We like to reflect on peace and stillness, and get annoyed with all the frustrations pulling us away from our ‘proper’ religious focus. Only, it’s precisely with those frustrations that we can understand the fullness, the glory, of the incarnation. God isn’t this otherworldly being, away from us, distant from us, separated.
Jesus wasn’t this still, little child in this nicely arranged nativity scene—put the shepherds over there, and Mary and Joseph standing beside the small little manger, with maybe an angel or two off to the side and the wise men hovering over the manger right behind Mary and Joseph.
The nativity was messy.
It was a barn and a stable.
Birth is messy. Travel is messy.
It’s all messy and it’s all frustrating and it’s the sort of thing that makes a person confused and angry about why everything seems to be going wrong, the best laid plans going awry no matter how much we try to get things going right.
To this, God entered into this world. Into this, was Jesus born.
In the midst of the messiness and frustration and distraction, God became a human, participating with us so as to restore us.
We want to ignore the trappings of real life when we create our Christmas worship. Only that’s precisely what God didn’t want to ignore.
It came to pass in the midst of messiness. That’s the way of God’s work with humanity. It does not lift us out and away, it leads us through the times of wilderness and struggle, forming us and shaping us, creating us anew.
The earliest Christians called their faith The Way, and that’s because it was precisely in the midst of struggles and frustrations that Christ gave a new way of living, one that resonates the work of God even, and especially, when things just don’t seem to be going right.
And that’s precisely the place where God enters in, joining with us, bringing life and hope.
When it is messy, when it is loud, when everything seems out of hand, God is with us, incarnated among us, joining together in our struggles right when they seem the most overwhelming.
We don’t ignore the struggles.
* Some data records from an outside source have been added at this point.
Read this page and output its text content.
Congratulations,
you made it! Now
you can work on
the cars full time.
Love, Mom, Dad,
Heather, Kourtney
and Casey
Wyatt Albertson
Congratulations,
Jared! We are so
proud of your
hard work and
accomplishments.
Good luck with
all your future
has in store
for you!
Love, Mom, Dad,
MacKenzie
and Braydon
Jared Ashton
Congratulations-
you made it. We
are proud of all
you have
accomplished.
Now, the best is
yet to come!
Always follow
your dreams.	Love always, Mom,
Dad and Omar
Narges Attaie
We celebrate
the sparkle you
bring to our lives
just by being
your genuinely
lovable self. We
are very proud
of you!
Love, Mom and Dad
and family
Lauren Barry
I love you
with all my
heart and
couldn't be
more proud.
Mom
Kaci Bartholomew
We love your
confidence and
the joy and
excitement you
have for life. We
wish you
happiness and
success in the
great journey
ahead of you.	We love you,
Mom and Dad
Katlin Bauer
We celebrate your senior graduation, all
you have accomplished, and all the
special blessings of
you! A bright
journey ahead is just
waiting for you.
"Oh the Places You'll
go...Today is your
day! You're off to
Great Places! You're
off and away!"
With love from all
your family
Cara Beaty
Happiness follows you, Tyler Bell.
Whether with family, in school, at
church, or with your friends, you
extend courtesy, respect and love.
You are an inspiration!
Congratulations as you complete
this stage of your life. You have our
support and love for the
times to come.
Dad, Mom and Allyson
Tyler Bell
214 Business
We look for the God who became a baby in the midst of a messy, awkward, frustrating manger. Because we know this incarnation means all things are made new.
And, no doubt, that little Lord Jesus cried. Because that’s what babies do.
Thanks be to God.
Amy re-wrote the lyrics to this carol that I think better fits the truth and our situations.
Away in a manger, no crib for a bed
The little Lord Jesus lays down His sweet head
Dirty and smelly, the family of three
Exhausted from labor and from their journey
The cattle are noisy, the poor baby wakes
Mary, still bloody, no pain meds she takes
She swaddles him up in the clothes that they brought
And feeds and burps him like Elizabeth taught
The rest of the town sleeps in homes and hotels
Ignorant of wonders the angel foretells
The shepherds arrive in amazement and joy
The last in the culture are first to the boy
The Way in a manger, the Truth and the Life
He enters right into the mess and the strife
A crib laid with diamonds and gold He deserved
He came to serve others, not to be served
Merry Christmas and Happy Long-Awaited New Year!